We have a tendency to eat far too many carbohydrates today. Mashed, roasted or chipped potatoes are amongst the favourites. I have often wondered if this is an unintended legacy from the hard, manual labour of the industrial revolution, and of wars and rationing. Carbohydrates offer a bounty of energy and are readily available and inexpensive; the need for them in great quantities was a necessity in times past.
However, the fact is that we don’t need anything like the quantities that we all too readily consume today. The tendency is to fill the plate with them. I reduce mine significantly but would never, ever cut them out completely. We need a certain amount to maintain good health. I tend to stick with whole wheat pasta, brown rice and whole wheat couscous. I don’t exclude potatoes or white rice, but have them less often.
I consume mainly fresh fish and low fat meat that will include lean chicken, turkey and, more recently, rabbit; for protein.
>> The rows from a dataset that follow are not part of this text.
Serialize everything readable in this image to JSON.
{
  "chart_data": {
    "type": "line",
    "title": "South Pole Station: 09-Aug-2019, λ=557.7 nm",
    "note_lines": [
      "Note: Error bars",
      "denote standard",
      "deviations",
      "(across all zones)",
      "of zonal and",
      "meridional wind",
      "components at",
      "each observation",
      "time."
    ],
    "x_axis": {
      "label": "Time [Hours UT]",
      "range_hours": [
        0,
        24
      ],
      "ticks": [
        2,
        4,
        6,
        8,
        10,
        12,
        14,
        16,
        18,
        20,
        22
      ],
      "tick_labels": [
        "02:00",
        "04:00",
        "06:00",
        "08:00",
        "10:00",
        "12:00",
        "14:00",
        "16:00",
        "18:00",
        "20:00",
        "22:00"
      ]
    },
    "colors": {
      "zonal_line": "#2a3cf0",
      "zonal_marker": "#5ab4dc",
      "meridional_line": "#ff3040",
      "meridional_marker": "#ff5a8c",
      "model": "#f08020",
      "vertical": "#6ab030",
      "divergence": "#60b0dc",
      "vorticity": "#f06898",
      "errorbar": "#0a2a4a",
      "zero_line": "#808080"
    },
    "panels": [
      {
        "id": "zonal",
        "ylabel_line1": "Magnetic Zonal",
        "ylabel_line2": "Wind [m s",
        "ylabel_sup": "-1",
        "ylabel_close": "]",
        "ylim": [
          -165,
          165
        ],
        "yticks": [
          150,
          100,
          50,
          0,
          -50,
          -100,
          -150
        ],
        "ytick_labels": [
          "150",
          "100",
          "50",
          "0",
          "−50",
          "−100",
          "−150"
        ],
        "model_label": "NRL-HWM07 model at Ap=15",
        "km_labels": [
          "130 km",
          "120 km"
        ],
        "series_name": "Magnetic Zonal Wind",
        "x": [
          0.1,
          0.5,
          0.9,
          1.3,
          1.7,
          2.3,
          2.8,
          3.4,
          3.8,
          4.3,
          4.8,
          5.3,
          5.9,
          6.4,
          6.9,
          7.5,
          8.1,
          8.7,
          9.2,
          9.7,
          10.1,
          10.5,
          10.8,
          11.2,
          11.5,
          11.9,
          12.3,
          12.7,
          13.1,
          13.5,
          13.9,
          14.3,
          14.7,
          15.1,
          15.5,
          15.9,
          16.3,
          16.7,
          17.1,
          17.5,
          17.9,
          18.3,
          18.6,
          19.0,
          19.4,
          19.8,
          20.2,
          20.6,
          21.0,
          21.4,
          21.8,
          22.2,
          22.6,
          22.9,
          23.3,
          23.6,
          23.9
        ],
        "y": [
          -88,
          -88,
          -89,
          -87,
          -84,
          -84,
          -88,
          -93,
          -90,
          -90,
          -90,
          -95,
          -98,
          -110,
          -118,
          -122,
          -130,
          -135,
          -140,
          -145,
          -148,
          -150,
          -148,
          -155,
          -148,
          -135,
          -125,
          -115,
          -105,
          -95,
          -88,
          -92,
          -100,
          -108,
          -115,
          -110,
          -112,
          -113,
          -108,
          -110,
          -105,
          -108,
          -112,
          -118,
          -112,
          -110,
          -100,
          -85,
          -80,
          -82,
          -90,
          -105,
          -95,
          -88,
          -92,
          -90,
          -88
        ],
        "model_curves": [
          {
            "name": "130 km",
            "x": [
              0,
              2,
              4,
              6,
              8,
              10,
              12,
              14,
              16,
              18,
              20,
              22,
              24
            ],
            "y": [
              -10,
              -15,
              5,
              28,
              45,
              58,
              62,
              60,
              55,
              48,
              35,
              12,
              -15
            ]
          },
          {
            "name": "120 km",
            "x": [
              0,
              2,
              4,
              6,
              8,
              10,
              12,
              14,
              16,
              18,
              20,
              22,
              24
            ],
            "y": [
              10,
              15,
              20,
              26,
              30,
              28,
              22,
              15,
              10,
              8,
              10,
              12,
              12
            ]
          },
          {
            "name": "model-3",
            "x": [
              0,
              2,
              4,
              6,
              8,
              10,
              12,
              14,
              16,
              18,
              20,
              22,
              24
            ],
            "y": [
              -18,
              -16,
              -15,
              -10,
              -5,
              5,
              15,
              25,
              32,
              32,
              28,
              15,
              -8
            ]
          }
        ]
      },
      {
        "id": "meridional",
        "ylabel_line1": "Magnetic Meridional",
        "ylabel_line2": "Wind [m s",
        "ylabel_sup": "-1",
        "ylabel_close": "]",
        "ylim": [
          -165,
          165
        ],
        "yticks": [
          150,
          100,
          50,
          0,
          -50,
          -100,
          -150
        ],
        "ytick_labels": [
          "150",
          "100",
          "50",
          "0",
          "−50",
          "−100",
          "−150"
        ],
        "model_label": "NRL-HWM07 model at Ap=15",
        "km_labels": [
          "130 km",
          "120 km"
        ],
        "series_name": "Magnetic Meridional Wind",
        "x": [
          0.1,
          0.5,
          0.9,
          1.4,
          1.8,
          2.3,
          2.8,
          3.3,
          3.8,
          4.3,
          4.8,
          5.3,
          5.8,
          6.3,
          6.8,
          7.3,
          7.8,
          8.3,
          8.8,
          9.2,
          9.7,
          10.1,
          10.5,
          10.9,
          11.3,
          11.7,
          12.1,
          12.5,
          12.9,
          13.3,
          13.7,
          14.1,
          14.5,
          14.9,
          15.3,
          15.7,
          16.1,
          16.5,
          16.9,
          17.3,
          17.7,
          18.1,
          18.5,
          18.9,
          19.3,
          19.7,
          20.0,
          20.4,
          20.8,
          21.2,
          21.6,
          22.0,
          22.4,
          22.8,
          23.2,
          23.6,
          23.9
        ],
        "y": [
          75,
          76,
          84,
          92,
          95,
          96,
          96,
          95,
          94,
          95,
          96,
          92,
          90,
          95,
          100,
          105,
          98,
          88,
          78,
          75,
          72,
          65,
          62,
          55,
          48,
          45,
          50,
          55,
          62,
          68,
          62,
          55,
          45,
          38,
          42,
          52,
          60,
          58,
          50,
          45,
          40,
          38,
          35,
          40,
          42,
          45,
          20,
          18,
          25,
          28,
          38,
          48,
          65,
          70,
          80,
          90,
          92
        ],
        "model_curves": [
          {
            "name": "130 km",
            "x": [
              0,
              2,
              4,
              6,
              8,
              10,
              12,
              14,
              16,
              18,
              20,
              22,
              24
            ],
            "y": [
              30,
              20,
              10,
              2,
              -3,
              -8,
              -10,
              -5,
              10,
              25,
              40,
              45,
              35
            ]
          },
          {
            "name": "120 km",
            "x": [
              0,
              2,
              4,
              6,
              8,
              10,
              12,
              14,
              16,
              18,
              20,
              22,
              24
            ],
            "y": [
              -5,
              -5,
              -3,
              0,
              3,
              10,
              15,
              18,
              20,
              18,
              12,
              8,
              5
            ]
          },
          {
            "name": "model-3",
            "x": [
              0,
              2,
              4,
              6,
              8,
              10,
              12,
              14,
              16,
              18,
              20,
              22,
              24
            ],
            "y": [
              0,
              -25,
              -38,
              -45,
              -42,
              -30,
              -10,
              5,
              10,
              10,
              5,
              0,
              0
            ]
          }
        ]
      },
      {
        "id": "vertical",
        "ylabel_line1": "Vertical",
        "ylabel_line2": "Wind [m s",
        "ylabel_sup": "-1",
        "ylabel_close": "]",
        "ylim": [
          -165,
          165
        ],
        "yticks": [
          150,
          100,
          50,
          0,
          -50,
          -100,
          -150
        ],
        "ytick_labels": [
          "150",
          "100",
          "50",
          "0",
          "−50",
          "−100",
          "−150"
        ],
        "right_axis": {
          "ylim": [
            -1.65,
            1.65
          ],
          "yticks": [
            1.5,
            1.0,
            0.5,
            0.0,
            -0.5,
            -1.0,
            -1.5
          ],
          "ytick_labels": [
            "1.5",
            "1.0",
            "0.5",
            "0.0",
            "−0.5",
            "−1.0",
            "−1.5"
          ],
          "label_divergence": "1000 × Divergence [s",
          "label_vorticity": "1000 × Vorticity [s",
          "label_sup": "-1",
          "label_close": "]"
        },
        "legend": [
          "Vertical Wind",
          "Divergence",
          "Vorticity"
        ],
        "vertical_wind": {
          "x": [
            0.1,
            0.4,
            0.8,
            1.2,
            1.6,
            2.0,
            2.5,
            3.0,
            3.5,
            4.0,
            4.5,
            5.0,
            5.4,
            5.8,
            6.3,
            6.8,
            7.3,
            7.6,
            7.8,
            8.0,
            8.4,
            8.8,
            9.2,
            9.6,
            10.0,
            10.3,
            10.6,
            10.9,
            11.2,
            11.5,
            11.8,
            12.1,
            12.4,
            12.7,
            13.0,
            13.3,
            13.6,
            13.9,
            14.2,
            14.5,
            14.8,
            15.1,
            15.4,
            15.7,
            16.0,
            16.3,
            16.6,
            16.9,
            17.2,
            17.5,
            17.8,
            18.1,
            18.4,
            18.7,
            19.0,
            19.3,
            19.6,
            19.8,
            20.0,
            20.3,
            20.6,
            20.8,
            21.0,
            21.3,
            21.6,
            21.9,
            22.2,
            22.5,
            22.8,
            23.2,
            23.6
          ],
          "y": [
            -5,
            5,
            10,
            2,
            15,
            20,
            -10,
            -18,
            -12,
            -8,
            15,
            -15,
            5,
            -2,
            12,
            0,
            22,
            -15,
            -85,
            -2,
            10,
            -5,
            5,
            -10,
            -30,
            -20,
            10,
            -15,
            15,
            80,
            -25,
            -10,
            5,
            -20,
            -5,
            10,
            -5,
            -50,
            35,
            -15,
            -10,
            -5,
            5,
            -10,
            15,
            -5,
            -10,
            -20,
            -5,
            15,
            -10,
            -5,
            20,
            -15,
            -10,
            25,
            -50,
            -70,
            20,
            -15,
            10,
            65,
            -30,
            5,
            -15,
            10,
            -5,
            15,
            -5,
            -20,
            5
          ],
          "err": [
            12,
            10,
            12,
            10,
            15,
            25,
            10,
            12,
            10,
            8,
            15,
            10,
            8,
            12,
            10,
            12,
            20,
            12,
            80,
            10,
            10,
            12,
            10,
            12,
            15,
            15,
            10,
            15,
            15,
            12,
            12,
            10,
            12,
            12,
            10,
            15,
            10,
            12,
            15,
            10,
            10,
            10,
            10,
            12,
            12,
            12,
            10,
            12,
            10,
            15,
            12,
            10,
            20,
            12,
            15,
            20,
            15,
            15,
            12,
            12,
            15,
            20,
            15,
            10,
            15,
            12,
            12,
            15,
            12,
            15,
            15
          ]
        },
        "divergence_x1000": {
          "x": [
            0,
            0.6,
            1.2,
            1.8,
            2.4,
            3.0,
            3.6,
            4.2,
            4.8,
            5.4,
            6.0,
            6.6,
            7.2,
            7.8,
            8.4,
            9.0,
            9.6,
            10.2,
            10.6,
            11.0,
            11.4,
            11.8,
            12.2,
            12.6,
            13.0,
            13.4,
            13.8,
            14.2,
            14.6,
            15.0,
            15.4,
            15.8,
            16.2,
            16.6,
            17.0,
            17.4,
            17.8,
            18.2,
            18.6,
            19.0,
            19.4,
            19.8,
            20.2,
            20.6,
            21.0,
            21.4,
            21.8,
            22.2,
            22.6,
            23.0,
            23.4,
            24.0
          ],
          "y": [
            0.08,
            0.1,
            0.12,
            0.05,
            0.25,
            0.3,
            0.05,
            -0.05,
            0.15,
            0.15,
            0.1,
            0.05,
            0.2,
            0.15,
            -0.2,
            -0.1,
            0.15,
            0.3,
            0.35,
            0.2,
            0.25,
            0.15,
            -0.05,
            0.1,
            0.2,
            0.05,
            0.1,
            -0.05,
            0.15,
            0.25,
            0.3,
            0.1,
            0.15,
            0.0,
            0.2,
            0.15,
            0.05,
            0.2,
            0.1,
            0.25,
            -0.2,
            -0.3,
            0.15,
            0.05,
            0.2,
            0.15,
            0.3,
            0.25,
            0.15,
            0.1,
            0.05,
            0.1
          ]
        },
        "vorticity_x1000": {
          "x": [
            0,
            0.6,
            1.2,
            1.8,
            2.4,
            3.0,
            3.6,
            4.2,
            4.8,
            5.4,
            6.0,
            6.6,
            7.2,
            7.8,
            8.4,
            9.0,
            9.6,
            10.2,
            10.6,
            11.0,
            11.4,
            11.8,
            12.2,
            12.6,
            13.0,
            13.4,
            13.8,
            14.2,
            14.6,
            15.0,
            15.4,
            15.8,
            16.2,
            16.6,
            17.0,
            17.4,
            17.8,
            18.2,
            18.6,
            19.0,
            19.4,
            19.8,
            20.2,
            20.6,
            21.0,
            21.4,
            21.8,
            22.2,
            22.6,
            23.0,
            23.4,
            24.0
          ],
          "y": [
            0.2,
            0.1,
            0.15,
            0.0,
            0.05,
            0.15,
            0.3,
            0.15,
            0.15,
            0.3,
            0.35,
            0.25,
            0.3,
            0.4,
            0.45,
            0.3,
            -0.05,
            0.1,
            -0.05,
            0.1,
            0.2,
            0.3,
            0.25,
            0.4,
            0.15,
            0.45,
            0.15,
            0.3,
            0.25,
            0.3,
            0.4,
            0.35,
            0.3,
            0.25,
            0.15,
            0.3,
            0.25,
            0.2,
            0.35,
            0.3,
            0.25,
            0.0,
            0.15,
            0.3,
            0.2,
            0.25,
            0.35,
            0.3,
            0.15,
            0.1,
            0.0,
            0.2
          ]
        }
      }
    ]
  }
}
About 15% or so of my diet consists of foods that contain essential fats. Brazil nuts, almonds, olive oil, peanut butter are a few examples. Oily fish like salmon and mackerel are also good sources. I have read that things like Brazil nuts help to burn body fat, not increase it as many people I know tend to believe. These fatty acids also help to maintain healthy hair, skin and play a part in healthy brain and sexual function.
Combined with running and weight-resistance training 3 times a week, using the above rules allowed me to lose significant, unwanted weight and I felt great.
We are all different, what works for me might not work for you. Running does not suit everyone. However, if it is for you and you stick at it, the benefits and enjoyment can be hugely rewarding.